English clergyman Miles Joseph Berkeley described Cortinarius archeri in 1860 from a specimen collected in Cheshunt, Tasmania in April 1856. The species name honours the collector—naturalist William Archer, who was the secretary of the Royal Society of Tasmania.
In 1891, the German botanist Otto Kuntze published Revisio generum plantarum, his response to what he perceived as poor method in existing nomenclatural practice. He called the species Gomphos archeri, citing the genus Gomphos as described by Giovanni Antonio Battarra in 1755 taking precedence over Cortinarius. However, Kuntze's revisionary programme was not accepted by the majority of botanists.

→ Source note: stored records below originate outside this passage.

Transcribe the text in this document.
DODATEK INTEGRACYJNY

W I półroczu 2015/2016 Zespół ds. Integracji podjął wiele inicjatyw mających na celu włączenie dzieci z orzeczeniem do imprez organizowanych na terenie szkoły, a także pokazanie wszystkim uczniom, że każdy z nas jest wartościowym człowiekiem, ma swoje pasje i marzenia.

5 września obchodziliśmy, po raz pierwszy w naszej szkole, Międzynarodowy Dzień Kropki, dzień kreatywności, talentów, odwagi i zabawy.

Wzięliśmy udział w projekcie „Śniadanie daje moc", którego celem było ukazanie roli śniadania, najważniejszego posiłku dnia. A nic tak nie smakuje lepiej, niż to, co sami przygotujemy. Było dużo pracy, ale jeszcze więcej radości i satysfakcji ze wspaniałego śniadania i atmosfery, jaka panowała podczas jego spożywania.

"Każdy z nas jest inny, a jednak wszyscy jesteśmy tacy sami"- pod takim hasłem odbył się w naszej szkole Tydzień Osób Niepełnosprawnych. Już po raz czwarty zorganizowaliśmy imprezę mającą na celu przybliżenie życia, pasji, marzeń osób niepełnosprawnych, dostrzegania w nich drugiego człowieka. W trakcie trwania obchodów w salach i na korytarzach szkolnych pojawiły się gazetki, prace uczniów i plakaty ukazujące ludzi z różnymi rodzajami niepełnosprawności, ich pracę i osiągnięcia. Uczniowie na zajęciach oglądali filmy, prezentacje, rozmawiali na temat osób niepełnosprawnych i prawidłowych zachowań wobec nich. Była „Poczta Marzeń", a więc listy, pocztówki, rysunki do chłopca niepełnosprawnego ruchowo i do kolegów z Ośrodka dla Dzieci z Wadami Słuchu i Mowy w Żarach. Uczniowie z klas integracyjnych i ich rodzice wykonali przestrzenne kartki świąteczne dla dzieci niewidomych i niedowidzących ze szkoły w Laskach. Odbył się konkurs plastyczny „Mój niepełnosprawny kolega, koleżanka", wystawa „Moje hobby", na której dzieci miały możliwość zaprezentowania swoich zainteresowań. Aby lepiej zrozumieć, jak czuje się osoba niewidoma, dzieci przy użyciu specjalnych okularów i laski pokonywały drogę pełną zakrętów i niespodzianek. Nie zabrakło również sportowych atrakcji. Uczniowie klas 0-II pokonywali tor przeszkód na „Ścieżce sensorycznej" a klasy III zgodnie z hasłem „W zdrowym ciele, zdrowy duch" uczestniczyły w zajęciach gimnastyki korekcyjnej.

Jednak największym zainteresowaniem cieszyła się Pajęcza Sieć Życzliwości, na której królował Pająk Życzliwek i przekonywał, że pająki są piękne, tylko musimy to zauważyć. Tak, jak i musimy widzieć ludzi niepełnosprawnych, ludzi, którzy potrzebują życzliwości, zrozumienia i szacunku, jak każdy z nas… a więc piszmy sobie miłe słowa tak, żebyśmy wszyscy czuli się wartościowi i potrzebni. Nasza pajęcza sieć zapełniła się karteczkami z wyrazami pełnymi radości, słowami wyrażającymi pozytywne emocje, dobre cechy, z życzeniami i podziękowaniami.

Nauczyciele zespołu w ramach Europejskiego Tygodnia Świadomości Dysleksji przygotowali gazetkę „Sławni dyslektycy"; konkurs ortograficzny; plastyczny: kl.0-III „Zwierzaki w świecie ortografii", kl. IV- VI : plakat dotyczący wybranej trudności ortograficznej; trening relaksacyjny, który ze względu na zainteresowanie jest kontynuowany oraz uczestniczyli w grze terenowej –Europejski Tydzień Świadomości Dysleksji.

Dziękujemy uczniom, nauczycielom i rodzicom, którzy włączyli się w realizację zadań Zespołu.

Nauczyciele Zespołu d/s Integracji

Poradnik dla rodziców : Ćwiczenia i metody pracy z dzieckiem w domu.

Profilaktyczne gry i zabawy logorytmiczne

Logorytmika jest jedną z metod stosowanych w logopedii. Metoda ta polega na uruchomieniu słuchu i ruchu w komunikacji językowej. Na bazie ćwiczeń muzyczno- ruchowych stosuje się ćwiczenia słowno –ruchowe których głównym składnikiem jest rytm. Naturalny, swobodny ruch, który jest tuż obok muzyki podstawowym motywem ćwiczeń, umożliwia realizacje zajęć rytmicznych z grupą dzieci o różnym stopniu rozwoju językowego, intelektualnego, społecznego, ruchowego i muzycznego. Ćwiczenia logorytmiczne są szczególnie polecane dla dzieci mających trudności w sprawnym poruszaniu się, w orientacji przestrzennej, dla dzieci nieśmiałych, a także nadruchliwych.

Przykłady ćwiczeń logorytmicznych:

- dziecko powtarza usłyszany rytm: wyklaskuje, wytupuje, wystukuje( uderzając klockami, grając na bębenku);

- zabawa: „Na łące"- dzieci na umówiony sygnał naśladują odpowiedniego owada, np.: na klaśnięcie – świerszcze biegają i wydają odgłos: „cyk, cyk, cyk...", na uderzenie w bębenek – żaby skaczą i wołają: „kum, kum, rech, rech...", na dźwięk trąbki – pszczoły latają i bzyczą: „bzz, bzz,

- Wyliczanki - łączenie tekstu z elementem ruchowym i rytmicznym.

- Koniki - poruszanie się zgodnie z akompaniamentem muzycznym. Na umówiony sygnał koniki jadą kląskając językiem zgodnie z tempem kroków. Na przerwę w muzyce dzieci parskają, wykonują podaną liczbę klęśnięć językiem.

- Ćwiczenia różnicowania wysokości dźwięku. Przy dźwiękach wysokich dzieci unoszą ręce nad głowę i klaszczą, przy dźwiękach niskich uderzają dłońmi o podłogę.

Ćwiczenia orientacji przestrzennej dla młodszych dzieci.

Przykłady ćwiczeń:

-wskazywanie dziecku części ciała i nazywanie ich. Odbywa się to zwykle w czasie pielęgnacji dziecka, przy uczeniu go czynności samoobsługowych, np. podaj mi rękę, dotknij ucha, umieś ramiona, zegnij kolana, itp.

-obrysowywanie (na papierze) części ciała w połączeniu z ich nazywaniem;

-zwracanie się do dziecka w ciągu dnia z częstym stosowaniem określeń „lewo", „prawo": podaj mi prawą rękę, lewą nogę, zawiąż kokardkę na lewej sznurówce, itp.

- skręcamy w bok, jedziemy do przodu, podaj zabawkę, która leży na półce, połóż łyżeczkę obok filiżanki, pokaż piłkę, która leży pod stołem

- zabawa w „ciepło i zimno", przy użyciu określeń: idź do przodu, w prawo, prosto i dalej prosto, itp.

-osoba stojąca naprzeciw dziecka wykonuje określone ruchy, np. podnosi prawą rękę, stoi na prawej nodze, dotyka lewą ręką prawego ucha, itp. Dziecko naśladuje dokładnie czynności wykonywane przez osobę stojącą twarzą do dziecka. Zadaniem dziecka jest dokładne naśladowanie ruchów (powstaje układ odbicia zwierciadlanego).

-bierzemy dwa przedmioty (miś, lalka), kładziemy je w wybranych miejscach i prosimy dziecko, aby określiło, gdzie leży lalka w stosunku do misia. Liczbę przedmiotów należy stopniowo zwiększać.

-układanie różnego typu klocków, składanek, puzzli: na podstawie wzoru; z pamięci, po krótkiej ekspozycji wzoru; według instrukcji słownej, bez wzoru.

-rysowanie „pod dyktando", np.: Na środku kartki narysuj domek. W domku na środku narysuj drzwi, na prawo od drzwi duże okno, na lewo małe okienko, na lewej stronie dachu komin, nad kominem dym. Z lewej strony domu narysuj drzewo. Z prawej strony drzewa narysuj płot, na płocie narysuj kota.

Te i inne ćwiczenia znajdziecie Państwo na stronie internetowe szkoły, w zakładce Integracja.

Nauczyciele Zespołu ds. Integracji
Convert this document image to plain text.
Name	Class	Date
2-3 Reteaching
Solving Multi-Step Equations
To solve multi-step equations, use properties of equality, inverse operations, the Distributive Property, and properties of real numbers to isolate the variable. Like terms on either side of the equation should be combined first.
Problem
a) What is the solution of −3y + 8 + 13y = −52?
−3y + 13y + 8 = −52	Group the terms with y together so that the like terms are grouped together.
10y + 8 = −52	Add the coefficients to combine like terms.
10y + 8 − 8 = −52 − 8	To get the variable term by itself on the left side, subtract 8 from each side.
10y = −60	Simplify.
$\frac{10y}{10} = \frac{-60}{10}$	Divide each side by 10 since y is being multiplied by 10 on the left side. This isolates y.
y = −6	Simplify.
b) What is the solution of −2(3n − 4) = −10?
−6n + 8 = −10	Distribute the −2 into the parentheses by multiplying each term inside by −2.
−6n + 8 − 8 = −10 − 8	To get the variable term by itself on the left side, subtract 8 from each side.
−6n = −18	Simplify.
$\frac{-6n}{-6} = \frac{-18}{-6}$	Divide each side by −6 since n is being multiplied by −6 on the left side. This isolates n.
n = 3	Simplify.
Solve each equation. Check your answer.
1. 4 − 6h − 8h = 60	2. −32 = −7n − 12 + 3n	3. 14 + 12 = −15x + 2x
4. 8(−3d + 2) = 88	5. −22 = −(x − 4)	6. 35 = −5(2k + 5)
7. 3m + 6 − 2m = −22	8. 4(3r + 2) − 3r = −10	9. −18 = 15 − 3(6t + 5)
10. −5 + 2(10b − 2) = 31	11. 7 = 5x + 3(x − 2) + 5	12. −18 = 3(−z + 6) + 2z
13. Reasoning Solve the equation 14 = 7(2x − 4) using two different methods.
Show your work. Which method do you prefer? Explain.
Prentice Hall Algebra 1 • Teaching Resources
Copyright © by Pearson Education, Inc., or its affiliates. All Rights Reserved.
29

Within the genus, Cortinarius archeri belongs to the subgenus Myxacium, whose mushroom caps and stipes are covered with a layer of glutinous slime. Moser and Horak made it the type species of Cortinarius (Myx.) section Archeriani in 1975. In 1990, Egon Horak placed it in group D of the subgenus, several species with mushrooms that are purple or blue when young. In 2007, Italian mycologist Bruno Gasparini placed C. archeri and the Archeriani (which he reclassified as a subsection) into the subgenus Phlegmacium, which have sticky or glutinous caps but not stipes. He conceded the subgenera as classically understood were likely to be untenable and require overhauling. In 2004, Peintner and colleagues placed the Archeri group in a clade they named /Delibuti, which was related to the Phlegmacium clade, though C. archeri was not itself sampled in this genetic study. A 2005 molecular study of the genus by Sigisfredo Garnica and colleagues was unable to place C. archeri in a clade with confidence, though showed its affinity with C. sinapicolor.